A travers l’histoire de la mère, la narratrice voit son propre parcours.

J’ai bien aimé les références à ses lectures qui apportent de l’eau à son moulin, ou encore l’évocation d’un de ses romans dont elle dévoile la genèse.

Quant à la place des autres personnages, c’est-à-dire les autres membres de la famille et amis, la narratrice se préoccupe de ce qu’elle peut dire ou non et comment. Mais, chacun porte en lui sa vérité, sa vision des évènements. Comme il y a un avant et un après la vie de Lucile il y aura je pense pour chacun un avant et un après ce livre. Elle prend parfois des gants et semble prévenir les protestations. Quand est-il aujourd’hui ? il faudra que j’écoute les interviews de l’auteure.

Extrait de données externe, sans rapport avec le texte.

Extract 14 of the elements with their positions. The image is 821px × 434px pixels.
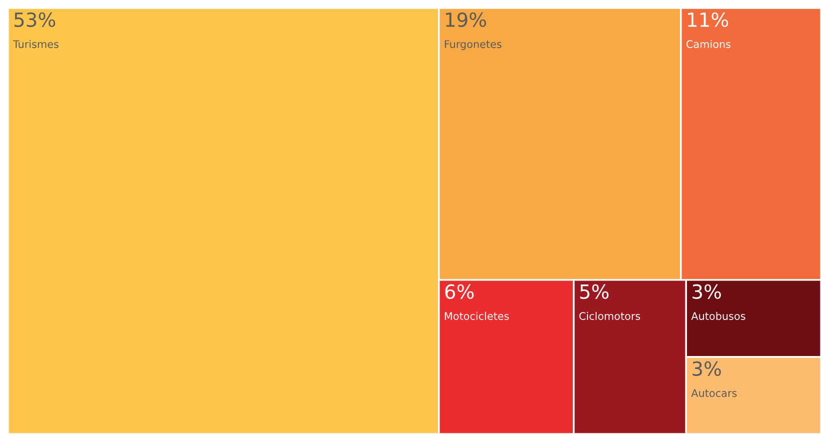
data-label: 53% bbox=[14, 12, 56, 28]
category-label: Turismes bbox=[12, 40, 58, 48]
data-label: 3% bbox=[692, 361, 721, 376]
data-label: 3% bbox=[692, 284, 721, 299]
category-label: Furgonetes bbox=[444, 40, 502, 50]
data-label: 19% bbox=[446, 12, 486, 28]
category-label: Ciclomotors bbox=[579, 312, 640, 320]
category-label: Camions bbox=[686, 40, 730, 48]
data-label: 5% bbox=[580, 284, 609, 299]
data-label: 6% bbox=[445, 284, 474, 299]
category-label: Motocicletes bbox=[444, 312, 509, 320]
category-label: Autobusos bbox=[691, 312, 746, 320]
data-label: 11% bbox=[688, 12, 728, 28]
category-label: Autocars bbox=[691, 389, 737, 398]
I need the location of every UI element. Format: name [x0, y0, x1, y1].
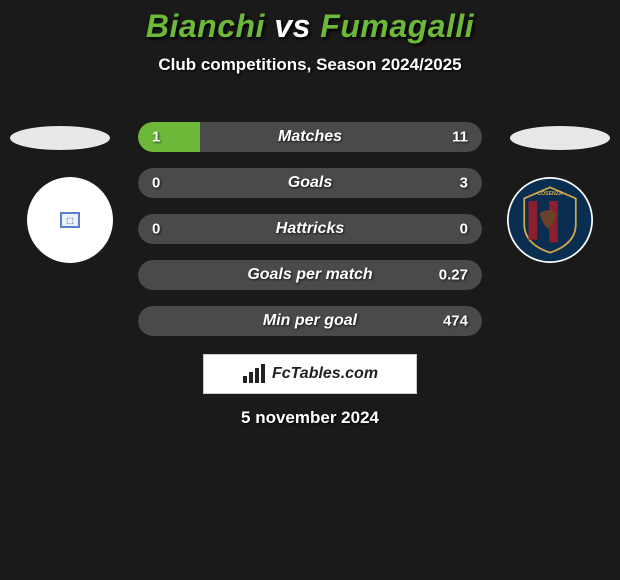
- player1-badge: ⬚: [27, 177, 113, 263]
- stat-left-value: 0: [152, 175, 160, 192]
- svg-text:COSENZA: COSENZA: [537, 191, 562, 197]
- stat-row-goals: 0 Goals 3: [138, 168, 482, 198]
- left-shadow-ellipse: [10, 126, 110, 150]
- stat-row-matches: 1 Matches 11: [138, 122, 482, 152]
- stat-right-value: 3: [460, 175, 468, 192]
- stat-right-value: 474: [443, 313, 468, 330]
- player2-name: Fumagalli: [320, 8, 474, 44]
- stat-label: Hattricks: [276, 220, 344, 238]
- right-shadow-ellipse: [510, 126, 610, 150]
- brand-text: FcTables.com: [272, 365, 378, 383]
- bars-icon: [242, 364, 266, 384]
- stat-right-value: 0.27: [439, 267, 468, 284]
- stat-right-value: 11: [452, 129, 468, 146]
- footer-date: 5 november 2024: [241, 408, 379, 428]
- stat-row-min-per-goal: Min per goal 474: [138, 306, 482, 336]
- club-shield-icon: COSENZA: [507, 177, 593, 263]
- stat-left-value: 0: [152, 221, 160, 238]
- brand-box[interactable]: FcTables.com: [203, 354, 417, 394]
- player1-name: Bianchi: [146, 8, 265, 44]
- stat-label: Goals per match: [247, 266, 372, 284]
- vs-separator: vs: [274, 8, 311, 44]
- stat-row-hattricks: 0 Hattricks 0: [138, 214, 482, 244]
- subtitle: Club competitions, Season 2024/2025: [0, 55, 620, 75]
- stat-right-value: 0: [460, 221, 468, 238]
- player2-badge: COSENZA: [507, 177, 593, 263]
- page-title: Bianchi vs Fumagalli: [0, 0, 620, 45]
- stat-left-value: 1: [152, 129, 160, 146]
- stat-label: Min per goal: [263, 312, 357, 330]
- placeholder-badge-icon: ⬚: [60, 212, 80, 228]
- stat-label: Goals: [288, 174, 332, 192]
- stats-panel: 1 Matches 11 0 Goals 3 0 Hattricks 0 Goa…: [138, 122, 482, 352]
- stat-row-goals-per-match: Goals per match 0.27: [138, 260, 482, 290]
- stat-bar-fill: [138, 122, 200, 152]
- stat-label: Matches: [278, 128, 342, 146]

Une question n’a pas été posée : la bipolarité est-elle héréditaire ? Je ne connais pas la réponse, mais deux femmes de la même famille ont été frappées par cette souffrance. A aucun moment Delphine ne se pose la question pour elle ou ses enfants.

J’ai beaucoup apprécié cette lecture qui aborde des thèmes que j’affectionne, et qui nous mets face à des questions qu’on se pose tous quand on fait un travail sur soi.

Un roman émouvant qui interpelle le lecteur qui aime s’interroger sur son passé.

Lu grâce au concours du Lycée Arago de Perpignan.